Segaworld will occupy 100,000 square feet of the Trocadero, the troubled leisure complex. Burford acquired the Trocadero in September, from the receivers to the failed Power Corporation of Ireland, for £94m. The site, on one of Europe's busiest tourist thoroughfares, has failed to make money for many previous owners.

The creation of the Sega theme park, the first outside Japan, is dependent on Westminster Council agreeing to a change of use for space previously earmarked for offices.

If approved, the indoor park will provide six main interactive rides, a carnival area, a sports zone, theme restaurants and shopping. Existing tenants in the Trocadero include the Planet Hollywood restaurant and a seven-screen MGM cinema.

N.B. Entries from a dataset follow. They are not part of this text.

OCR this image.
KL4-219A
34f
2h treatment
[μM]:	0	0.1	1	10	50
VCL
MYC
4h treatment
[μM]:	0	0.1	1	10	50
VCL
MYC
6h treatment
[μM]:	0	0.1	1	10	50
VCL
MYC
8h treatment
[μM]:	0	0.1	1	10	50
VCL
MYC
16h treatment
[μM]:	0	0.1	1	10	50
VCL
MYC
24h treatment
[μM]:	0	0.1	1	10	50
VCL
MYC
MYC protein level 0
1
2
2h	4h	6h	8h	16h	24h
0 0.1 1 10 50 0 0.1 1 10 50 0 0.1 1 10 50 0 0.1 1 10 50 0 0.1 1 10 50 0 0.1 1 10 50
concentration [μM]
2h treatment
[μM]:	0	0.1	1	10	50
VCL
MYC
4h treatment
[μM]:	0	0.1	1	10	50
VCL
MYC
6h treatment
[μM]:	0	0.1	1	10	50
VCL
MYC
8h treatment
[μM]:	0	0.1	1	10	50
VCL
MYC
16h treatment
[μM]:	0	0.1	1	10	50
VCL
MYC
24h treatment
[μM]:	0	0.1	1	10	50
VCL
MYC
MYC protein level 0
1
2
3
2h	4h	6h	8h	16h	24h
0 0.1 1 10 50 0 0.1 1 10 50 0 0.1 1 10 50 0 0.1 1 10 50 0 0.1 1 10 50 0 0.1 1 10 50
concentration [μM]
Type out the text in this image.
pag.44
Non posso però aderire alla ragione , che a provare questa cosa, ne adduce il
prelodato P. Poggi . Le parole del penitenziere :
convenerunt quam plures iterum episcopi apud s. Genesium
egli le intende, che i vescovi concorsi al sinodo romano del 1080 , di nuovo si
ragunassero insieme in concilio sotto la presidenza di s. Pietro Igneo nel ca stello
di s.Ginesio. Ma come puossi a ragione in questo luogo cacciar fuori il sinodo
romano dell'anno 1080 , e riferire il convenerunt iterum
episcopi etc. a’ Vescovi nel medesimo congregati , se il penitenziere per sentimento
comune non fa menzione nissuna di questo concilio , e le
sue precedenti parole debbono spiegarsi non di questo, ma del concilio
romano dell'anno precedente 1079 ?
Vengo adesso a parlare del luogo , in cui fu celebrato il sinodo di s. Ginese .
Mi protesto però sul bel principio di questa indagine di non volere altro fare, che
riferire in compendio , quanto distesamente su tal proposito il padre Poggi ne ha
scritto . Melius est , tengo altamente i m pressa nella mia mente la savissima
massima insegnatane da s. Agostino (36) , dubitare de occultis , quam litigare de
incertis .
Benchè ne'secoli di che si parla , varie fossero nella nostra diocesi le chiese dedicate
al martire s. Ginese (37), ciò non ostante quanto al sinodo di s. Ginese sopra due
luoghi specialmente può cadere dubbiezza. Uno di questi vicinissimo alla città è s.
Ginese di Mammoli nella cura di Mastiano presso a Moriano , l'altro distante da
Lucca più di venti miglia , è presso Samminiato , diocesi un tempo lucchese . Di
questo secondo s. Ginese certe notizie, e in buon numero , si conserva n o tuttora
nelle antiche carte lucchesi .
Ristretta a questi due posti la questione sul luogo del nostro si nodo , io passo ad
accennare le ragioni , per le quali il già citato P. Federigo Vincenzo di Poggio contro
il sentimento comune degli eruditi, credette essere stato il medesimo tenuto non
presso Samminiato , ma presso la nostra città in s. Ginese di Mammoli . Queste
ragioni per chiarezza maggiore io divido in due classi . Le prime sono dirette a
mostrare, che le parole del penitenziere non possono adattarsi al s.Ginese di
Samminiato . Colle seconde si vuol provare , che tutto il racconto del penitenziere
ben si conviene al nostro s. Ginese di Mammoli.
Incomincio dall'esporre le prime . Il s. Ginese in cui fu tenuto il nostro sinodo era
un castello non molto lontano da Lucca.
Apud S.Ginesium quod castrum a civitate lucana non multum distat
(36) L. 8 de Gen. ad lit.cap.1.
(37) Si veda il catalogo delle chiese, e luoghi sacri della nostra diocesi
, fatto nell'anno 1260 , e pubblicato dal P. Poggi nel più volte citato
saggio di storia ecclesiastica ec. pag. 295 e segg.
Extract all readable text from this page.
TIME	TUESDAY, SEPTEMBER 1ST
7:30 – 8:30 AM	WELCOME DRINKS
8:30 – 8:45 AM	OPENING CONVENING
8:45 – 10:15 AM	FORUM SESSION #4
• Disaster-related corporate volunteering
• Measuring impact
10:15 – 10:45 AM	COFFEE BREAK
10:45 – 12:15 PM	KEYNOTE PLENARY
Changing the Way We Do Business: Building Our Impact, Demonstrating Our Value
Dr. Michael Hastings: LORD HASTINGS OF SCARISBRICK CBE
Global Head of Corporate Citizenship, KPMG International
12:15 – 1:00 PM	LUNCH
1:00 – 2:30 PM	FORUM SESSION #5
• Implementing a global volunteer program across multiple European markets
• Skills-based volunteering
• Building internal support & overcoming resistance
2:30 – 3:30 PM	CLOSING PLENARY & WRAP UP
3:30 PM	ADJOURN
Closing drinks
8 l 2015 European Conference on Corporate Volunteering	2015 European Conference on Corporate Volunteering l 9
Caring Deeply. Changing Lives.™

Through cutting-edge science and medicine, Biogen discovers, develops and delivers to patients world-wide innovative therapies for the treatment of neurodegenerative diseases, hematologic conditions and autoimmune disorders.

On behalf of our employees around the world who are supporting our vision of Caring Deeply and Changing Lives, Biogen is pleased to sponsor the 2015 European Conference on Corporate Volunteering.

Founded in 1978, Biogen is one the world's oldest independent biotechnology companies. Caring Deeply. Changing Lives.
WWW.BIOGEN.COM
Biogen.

The acquisition of the Trocadero last year was the most challenging deal for a company whose record of buying problem sites cheaply and selling at the top of the market has seen its market value rise from £8m at flotation in 1987 to more than £300m at its peak last year.

Burford was one of the few property companies to see the crash coming in the 1980s and sold out between 1988 and 1990 to see it through the recession with a cushion of net cash.

The company then started buying properties on attractive yields of more than 10 per cent in 1990. The market warmed to the entrepreneurial company and in 1993 and 1994 backed two sizeable rights issues which had been priced at a premium to Burford's net asset value, an unusual sign of confidence.

Between 1988 and 1993 Burford's net assets grew by almost 60 per cent despite a fall in the market's asset value of about 16 per cent. During that period its dividend grew by a compound 25 per cent a year.

The Trocadero was a brave move for Burford given its graveyard history for previous owners. The first victim was the electricity industry's pension fund, ESN, which gave up work on renovating the site near Piccadilly Circus after costs spiralled to double the initial estimate. ESN sold the Trocadero to Brent Walker, which formed a joint venture with Power Corporation. Power bought Brent Walker out but a receiver was called in after consent to change use was denied.

Burford's shares closed up 3p at 90p, lower than last year's peak of 113p but almost three times their value two years ago.